«Что за задание?» — спросил губами Тартас.
— Никто не знает, — Вильям облокотился на борт и подпер голову рукой.
«Сколько я, — он указал на себя, — буду в этой ванной?» — он постучал по борту прозрачного прямоугольного бассейна.
— Трое суток, — ответил Вильям.
Тартас показал три пальца и скривился.
— Да. Трое суток.
Тартас согнул один палец.
— Нет, — покачал головой Вильям.
Тартас снова показал два пальца.
— Трое суток и не спорь, — отрезал Вильям.
Тартас закатил глаза.
— Я говорил тебе, что ты очень красивый? — Вильям наклонился ниже, настолько, что его нос практически касался геля.
Тартас прижал ладони к своему лицу и скривился, явно негодуя.
— Татуировки все еще на месте, — ответил Вильям. — Но за трое суток побледнеют.
Тартас сжал губы в прямую линию.
Вильям погрузил одну руку в гель и коснулся ран после операций на его груди. Тартас дернулся от боли.
— Лежи смирно. Я проверяю, насколько быстро спадает отек.
Вильям ощупал кожу вокруг ран и утвердительно закивал:
— Пока все протекает гладко. Ты должен больше спать и меньше шевелиться.
Вильям не убрал руку. Нет. Он провел пальцами по животу Тартаса, глядя, как напрягаются под ними мышцы пресса и их рельеф проступает под кожей, увенчанной странными мелкими рубцами. Тартас опустил голову, глядя на руку Вильяма, который уже явно закончил осмотр и преступил к чему-то другому. Пальцы луитанца покружились немного вокруг пупка Тартаса и поползли вниз, туда, где им, как оказывается, были рады.
— Ты быстро заводишься, — сообщил ему Вильям, обхватывая заветный орган и начиная его нещадно стимулировать.
Тартас снова дернулся и попытался оттолкнуть руку Вильяма от себя, но не особо ретиво.
— Гель постоянно проходит через систему фильтрации и очистки, — Вильям продолжал изводить Тартаса. — Так что ты не будешь лежать ни в собственной моче, ни в собственной сперме…
Тартас резко попытался вынырнуть и схватить Вильяма за шею, но не смог. Из-за боли в груди он скорчился и, кажется, закричал. Вильям оставил его в покое и убрал руку.
— Я не всех своих пациентов так балую, — произнес он, отряхивая ладонь от геля. — Точнее, — Вильям задумался, — я еще никого из пациентов так не баловал! Надо же, с тобой меня ждет хоть какое-то разнообразие!

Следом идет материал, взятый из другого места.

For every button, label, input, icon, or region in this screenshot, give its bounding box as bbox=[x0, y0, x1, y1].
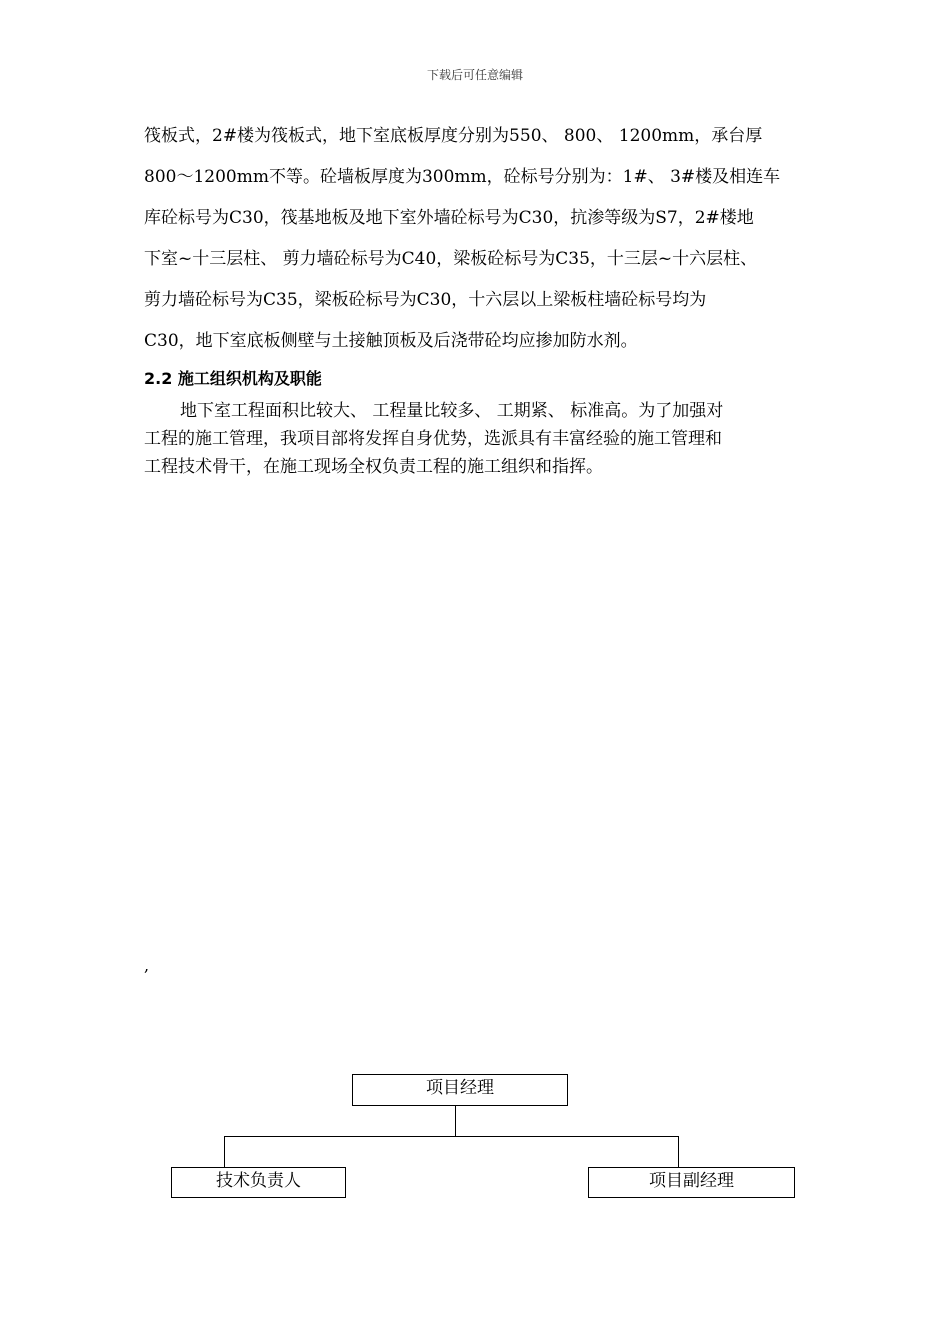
connector-line bbox=[224, 1136, 679, 1137]
text-line: 剪力墙砼标号为C35，梁板砼标号为C30，十六层以上梁板柱墙砼标号均为 bbox=[144, 290, 707, 310]
text-line: 工程技术骨干，在施工现场全权负责工程的施工组织和指挥。 bbox=[144, 457, 603, 477]
stray-mark: , bbox=[144, 956, 150, 975]
section-heading: 2.2 施工组织机构及职能 bbox=[144, 369, 322, 388]
body-paragraph-1 bbox=[144, 116, 824, 362]
text-line: 筏板式，2#楼为筏板式，地下室底板厚度分别为550、 800、 1200mm，承台厚 bbox=[144, 126, 763, 146]
text-line: 库砼标号为C30，筏基地板及地下室外墙砼标号为C30，抗渗等级为S7，2#楼地 bbox=[144, 208, 754, 228]
org-box-technical-lead: 技术负责人 bbox=[171, 1167, 346, 1198]
connector-line bbox=[678, 1136, 679, 1167]
org-box-deputy-manager: 项目副经理 bbox=[588, 1167, 795, 1198]
org-box-project-manager: 项目经理 bbox=[352, 1074, 568, 1106]
connector-line bbox=[224, 1136, 225, 1167]
page-header: 下载后可任意编辑 bbox=[426, 68, 523, 82]
text-line: 800～1200mm不等。砼墙板厚度为300mm，砼标号分别为：1#、 3#楼及相连车 bbox=[144, 167, 781, 187]
body-paragraph-2 bbox=[144, 397, 844, 481]
text-line: 工程的施工管理，我项目部将发挥自身优势，选派具有丰富经验的施工管理和 bbox=[144, 429, 722, 449]
text-line: 下室~十三层柱、 剪力墙砼标号为C40，梁板砼标号为C35，十三层~十六层柱、 bbox=[144, 249, 758, 269]
text-line: 地下室工程面积比较大、 工程量比较多、 工期紧、 标准高。为了加强对 bbox=[180, 401, 724, 421]
connector-line bbox=[455, 1106, 456, 1136]
text-line: C30，地下室底板侧壁与土接触顶板及后浇带砼均应掺加防水剂。 bbox=[144, 331, 638, 351]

«Сука!» — закричал «немой» Тартас.
Вильям сложил руки на борте бассейна и прижался к ним подбородком, с насмешкой глядя на беспомощного равнерийца, который, кажется, больше переживал за сохранность своих татуировок на лице, чем за необходимость «ходить под себя» в течение трех суток.

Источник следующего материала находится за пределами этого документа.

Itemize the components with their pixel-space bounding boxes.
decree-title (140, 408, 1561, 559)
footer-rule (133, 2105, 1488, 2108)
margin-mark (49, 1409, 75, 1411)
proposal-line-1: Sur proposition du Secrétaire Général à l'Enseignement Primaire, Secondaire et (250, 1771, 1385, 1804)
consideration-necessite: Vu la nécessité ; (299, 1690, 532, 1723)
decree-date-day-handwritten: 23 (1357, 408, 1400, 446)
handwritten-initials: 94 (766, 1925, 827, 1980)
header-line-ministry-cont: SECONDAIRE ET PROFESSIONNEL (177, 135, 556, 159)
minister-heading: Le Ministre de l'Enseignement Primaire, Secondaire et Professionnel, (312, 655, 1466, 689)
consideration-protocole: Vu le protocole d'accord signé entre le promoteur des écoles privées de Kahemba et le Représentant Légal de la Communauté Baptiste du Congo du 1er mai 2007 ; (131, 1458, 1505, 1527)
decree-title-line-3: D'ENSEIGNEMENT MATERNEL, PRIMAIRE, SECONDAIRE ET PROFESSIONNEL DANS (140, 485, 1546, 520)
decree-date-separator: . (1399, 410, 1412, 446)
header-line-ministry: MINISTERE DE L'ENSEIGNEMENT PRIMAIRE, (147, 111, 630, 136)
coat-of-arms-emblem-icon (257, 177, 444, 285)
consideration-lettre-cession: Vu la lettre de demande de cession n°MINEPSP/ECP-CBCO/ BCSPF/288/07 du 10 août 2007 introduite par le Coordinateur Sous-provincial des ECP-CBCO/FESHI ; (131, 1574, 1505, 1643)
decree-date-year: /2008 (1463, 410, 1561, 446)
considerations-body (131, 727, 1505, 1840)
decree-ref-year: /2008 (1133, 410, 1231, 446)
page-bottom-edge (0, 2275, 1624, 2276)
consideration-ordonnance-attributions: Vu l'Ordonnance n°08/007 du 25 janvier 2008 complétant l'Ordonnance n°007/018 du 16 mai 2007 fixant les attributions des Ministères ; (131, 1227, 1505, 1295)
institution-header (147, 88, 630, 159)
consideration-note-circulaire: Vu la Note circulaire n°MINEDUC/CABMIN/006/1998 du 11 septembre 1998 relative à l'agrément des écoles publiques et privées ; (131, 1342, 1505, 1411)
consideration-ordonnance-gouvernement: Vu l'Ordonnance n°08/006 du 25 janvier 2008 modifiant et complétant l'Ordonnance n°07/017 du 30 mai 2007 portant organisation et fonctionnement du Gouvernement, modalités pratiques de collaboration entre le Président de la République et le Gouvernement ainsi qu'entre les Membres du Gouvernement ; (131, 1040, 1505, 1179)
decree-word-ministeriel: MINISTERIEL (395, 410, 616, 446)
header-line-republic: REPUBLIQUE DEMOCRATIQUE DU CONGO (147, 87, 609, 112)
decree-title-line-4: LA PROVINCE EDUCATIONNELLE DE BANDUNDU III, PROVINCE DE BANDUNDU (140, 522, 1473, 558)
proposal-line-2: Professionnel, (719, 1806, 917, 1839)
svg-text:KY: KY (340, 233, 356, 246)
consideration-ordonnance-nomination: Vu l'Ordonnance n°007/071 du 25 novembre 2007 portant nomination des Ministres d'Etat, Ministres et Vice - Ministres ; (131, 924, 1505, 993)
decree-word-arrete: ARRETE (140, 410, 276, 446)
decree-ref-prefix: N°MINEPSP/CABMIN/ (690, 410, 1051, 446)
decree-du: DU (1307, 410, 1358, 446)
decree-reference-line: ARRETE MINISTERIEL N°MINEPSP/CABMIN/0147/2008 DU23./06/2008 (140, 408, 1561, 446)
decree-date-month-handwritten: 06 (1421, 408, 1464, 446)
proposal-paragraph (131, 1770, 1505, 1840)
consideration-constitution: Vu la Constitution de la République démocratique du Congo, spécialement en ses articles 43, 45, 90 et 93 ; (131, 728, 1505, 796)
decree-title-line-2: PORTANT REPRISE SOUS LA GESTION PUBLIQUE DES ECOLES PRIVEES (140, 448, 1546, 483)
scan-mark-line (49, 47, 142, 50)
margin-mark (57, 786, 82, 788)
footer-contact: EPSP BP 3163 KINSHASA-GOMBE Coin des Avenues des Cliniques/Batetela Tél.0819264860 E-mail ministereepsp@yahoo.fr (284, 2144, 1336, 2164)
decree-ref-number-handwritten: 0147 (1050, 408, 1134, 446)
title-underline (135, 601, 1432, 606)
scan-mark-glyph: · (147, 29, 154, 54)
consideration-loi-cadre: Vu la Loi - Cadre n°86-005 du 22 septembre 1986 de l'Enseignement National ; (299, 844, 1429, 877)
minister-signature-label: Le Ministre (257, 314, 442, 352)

— Однажды мне пришлось пролежать в таком бассейне неделю, — вздохнул Вильям. — Я проклинал всех и вся. Пытался самостоятельно выбраться несколько раз, за что мне прописывали транквилизаторы. Чувство беспомощности — вот что тяготит пациентов в этом месте больше всего. Я перенес шесть пластических операций на лице и теле. И изменился до неузнаваемости, — Вильям хмыкнул, а Тартас притих, глядя на него со дна прозрачного бассейна. — Родная мать не узнала меня, когда я вернулся домой во время увольнительной, — продолжал говорить Вильям. — Взрыв гранаты перед самым лицом сделал из меня смазливого парня, который внезапно приобрел очень большой успех у обоих полов. Женщины меня никогда не интересовали, а внимание мужчин не льстило, нет. Я всех их возненавидел. Ведь до взрыва гранаты меня никто не считал красавцем. И я стал ими пользоваться. Было даже весело какое-то время. В конце концов надоело. Да и к внешности своей привык. Стал забывать, как выглядел когда-то. Вильям Стерн в двадцать три года вряд ли бы произвел на тебя такое большое впечатление. Не стал бы ты с ним пить в баре и не пошел бы к нему, чтобы потрахаться в первый же вечер знакомства.
Тартас внимательно смотрел на Вильяма и слушал. Кажется, только это ему и оставалось делать.